Bien entendu, il n'y a rien de
mal à cela, le fait pour une culture de recevoir et d'accueillir
une autre culture ne peut que favoriser la modification de l'œuvre accueillie,
par l'effet de la différence du contexte culturel accueillant. Que
dire alors quand il s'agit comme c'est le cas de notre propos, de sociétés
aussi différentes les unes que les autres aux plans linguistiques,
culturels et socials?
Pour cette recherche constructive,
on peut transformer l'interférence (au sens négatif) entre
les civilisations en une interaction positive entre elles, basés
sur la conscience de la différence objective entre soi-même
et l'autre. Sans aucune tentative d'ethnocentrisme ou de marginalisation
de l'autre et sans chercher une fusion romantique dans le diffèrent
éperdument aimé, mais plutôt en traitant avec l'autre
de façon à rendre la perception de la réalité
culturelle du soi plus claire et donc plus à même d'apporter
un plus tant à son entité propre qu'aux autres entités.
Le théâtre en tant
que modèle
Si, comme le fit SISYPHE, on se
pose la question, simple en apparence, de savoir ce qu'est le théâtre,
et si on veut le définir tel qu'il était dans son premier
élément d'ou émanent toutes ses formes et ses problématiques,
serait-il risqué de dire que le théâtre constitue un
modèle gestuel et interactif qui prend une position artistique –
donc indirecte – plutôt médiatisation vis-à-vis de
la nature et de la société, dans un contexte historique déterminé?
Et que cette position exprime souvent une relation conflictuelle entre
les idées dominantes et des idées dominées dans une
société donnée, liée aux rapports entre les
gens de cette société, à travers son approche de patrimoine
du théâtre et des modèles qui lui sont propres.

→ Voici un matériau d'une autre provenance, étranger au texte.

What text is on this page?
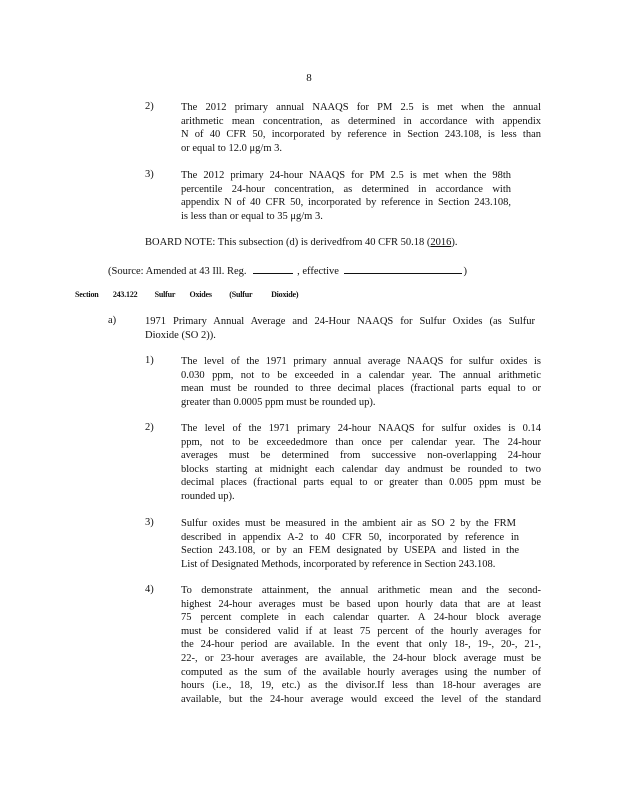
8
2)	The 2012 primary annual NAAQS for PM 2.5 is met when the annual
arithmetic mean concentration, as determined in accordance with appendix
N of 40 CFR 50, incorporated by reference in Section 243.108, is less than
or equal to 12.0 μg/m 3.
3)	The 2012 primary 24-hour NAAQS for PM 2.5 is met when the 98th
percentile 24-hour concentration, as determined in accordance with
appendix N of 40 CFR 50, incorporated by reference in Section 243.108,
is less than or equal to 35 μg/m 3.
BOARD NOTE: This subsection (d) is derivedfrom 40 CFR 50.18 (2016).
(Source: Amended at 43 Ill. Reg.	, effective	)
Section 243.122 Sulfur Oxides (Sulfur Dioxide)
a)	1971 Primary Annual Average and 24-Hour NAAQS for Sulfur Oxides (as Sulfur
Dioxide (SO 2)).
1)	The level of the 1971 primary annual average NAAQS for sulfur oxides is
0.030 ppm, not to be exceeded in a calendar year. The annual arithmetic
mean must be rounded to three decimal places (fractional parts equal to or
greater than 0.0005 ppm must be rounded up).
2)	The level of the 1971 primary 24-hour NAAQS for sulfur oxides is 0.14
ppm, not to be exceededmore than once per calendar year. The 24-hour
averages must be determined from successive non-overlapping 24-hour
blocks starting at midnight each calendar day andmust be rounded to two
decimal places (fractional parts equal to or greater than 0.005 ppm must be
rounded up).
3)	Sulfur oxides must be measured in the ambient air as SO 2 by the FRM
described in appendix A-2 to 40 CFR 50, incorporated by reference in
Section 243.108, or by an FEM designated by USEPA and listed in the
List of Designated Methods, incorporated by reference in Section 243.108.
4)	To demonstrate attainment, the annual arithmetic mean and the second-
highest 24-hour averages must be based upon hourly data that are at least
75 percent complete in each calendar quarter. A 24-hour block average
must be considered valid if at least 75 percent of the hourly averages for
the 24-hour period are available. In the event that only 18-, 19-, 20-, 21-,
22-, or 23-hour averages are available, the 24-hour block average must be
computed as the sum of the available hourly averages using the number of
hours (i.e., 18, 19, etc.) as the divisor.If less than 18-hour averages are
available, but the 24-hour average would exceed the level of the standard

Si nous supposons, sur le plan dialectique,
qu'une société donnée venait d'être débarrassé
de toutes formes de conflits ou de différences il serait possible
que cette société ait son théâtre – ce théâtre
revêtira mêmes deux aspects contradictoires, le premier aspect
confirmera la conception ou l'illusion prévalant qu'il n'y a pas
de vraie différences, dans cette société, aspect probable
généralement dans le théâtre de divertissement
et de consommation où le spectacle se termine traditionnellement
par une fin heureuse (Happy End).
Le second aspect, en revanche,
serait un théâtre de lumière qui favorise son chemin
sur les zones d'ombre et les illusions , lumières dans les esprits
des spectateurs, pour les éveiller et les impliquer dans la découverte
de leur réalité.
Dans les deux cas tout dépend
de la manière avec laquelle il aura abordé et traité
le patrimoine de la représentation théâtrale et ses
modèles.
Cette méthode en elle-même,
ou ce modèle théâtral, est en soi une position vis-à-vis
des relations entre les hommes qui ne sauraient être qu'éclairante
ou obscurcissante selon qu'elle met en évidence les illusions des
participants à cette relation sociale bien déterminée
et qu'elle essaie de fortifier en illusions par un discours dramatique
susceptible de l'accentuer ou bien de les démasquer et les mettre
à nu.
Mais, la chose étonnante,
n'assiste-t-on pas souvent à un théâtre traditionnel
dans ses outils, sa scène et ses coulisses, et parfois dans son
interprétation alors qu'il est critiqué et éclairant
quant aux questions qu'il traite, stimulant aussi chez les spectateurs
méditations et réflexion, allant jusqu'à apporter
un plus aux problèmes qu'il pose? Entre temps nous trouvons un théâtre
"d'expérimentations" s'essoufflant à la recherche des dernières
modes reconnues dans des contextes socioculturels différents, généralement
occidentaux ou s'inspirant du patrimoine populaire propre s'essoufflant
à sa société et s'essoufflant à sa culture
de façon purement formelle, le vidant ainsi de son contenu réel?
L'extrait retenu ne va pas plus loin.